Within Oman's submarine cable infrastructure — which spans 19 cables across 8 landing points — Khasab ranks in the middle tier by cable count, hosting 2 cables. It sits alongside Muscat and Qalhat, which also host 2 cables each, while larger hubs such as Barka (8 cables), Al Seeb (6 cables), and Salalah (6 cables) account for the majority of Oman's cable capacity. Khasab's geographic position in the Musandam exclave distinguishes it from other Omani landing points through its direct proximity to the Strait of Hormuz and Iran.
Khasab functions as a two-cable landing point serving two complementary connectivity roles. Through FALCON, it participates in an intercontinental system connecting the Gulf states, South Asia, and the Red Sea region, linking six countries across a 10,300 km route. Through OMRAN/EPEG, it maintains a shorter, direct cross-strait connection to Iran, covering 600 km. This pairing means Khasab supports both long-haul international routing and near-regional bilateral connectivity from the same coastal location.
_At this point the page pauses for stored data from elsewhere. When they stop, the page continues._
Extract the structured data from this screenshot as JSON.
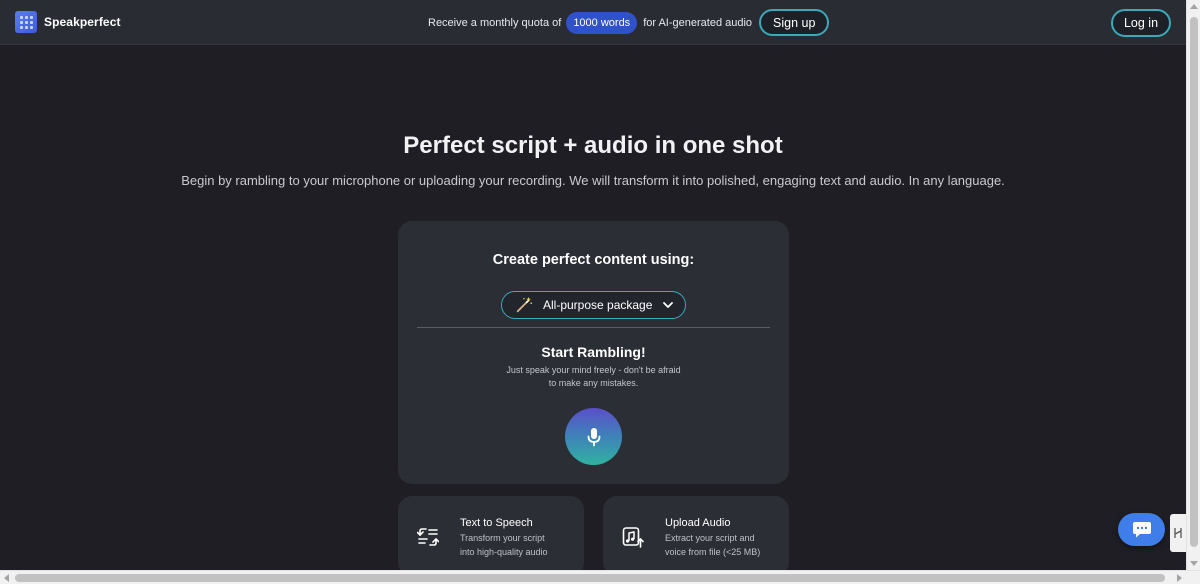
{
  "header": {
    "brand": "Speakperfect",
    "promo_prefix": "Receive a monthly quota of",
    "promo_badge": "1000 words",
    "promo_suffix": "for AI-generated audio",
    "signup_label": "Sign up",
    "login_label": "Log in"
  },
  "hero": {
    "title": "Perfect script + audio in one shot",
    "subtitle": "Begin by rambling to your microphone or uploading your recording. We will transform it into polished, engaging text and audio. In any language."
  },
  "create_card": {
    "title": "Create perfect content using:",
    "package_label": "All-purpose package",
    "ramble_title": "Start Rambling!",
    "ramble_line1": "Just speak your mind freely - don't be afraid",
    "ramble_line2": "to make any mistakes."
  },
  "options": [
    {
      "title": "Text to Speech",
      "line1": "Transform your script",
      "line2": "into high-quality audio",
      "icon": "text-to-speech-icon"
    },
    {
      "title": "Upload Audio",
      "line1": "Extract your script and",
      "line2": "voice from file (<25 MB)",
      "icon": "upload-audio-icon"
    }
  ],
  "colors": {
    "background": "#1e1e24",
    "header": "#2a2c34",
    "card": "#2c2e36",
    "accent_outline": "#3aa9b8",
    "badge": "#2f51c9",
    "chat_button": "#3f7de8"
  },
  "icons": [
    "logo-icon",
    "magic-wand-icon",
    "chevron-down-icon",
    "microphone-icon",
    "chat-icon",
    "side-tab-icon"
  ]
}
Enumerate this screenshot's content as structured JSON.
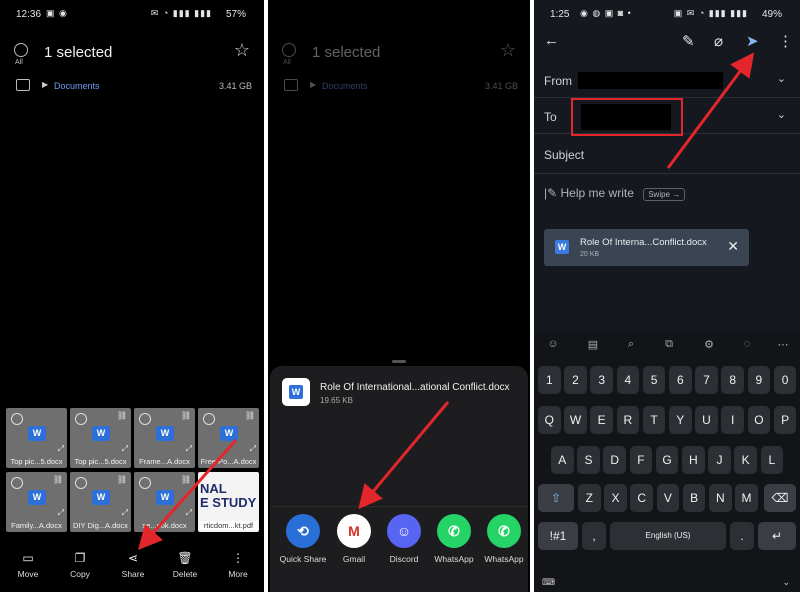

In the wider Omani and Gulf submarine cable graph, Khasab's position at the Musandam Peninsula places it as the northernmost Omani landing point, the one closest to the Persian Gulf's entrance. Its role as the terminus of FALCON's Gulf segment and as one endpoint of OMRAN/EPEG gives the Musandam Governorate a distinct presence in the regional cable map that no other Omani landing point, given their southern and eastern coastal positions, is geographically positioned to replicate.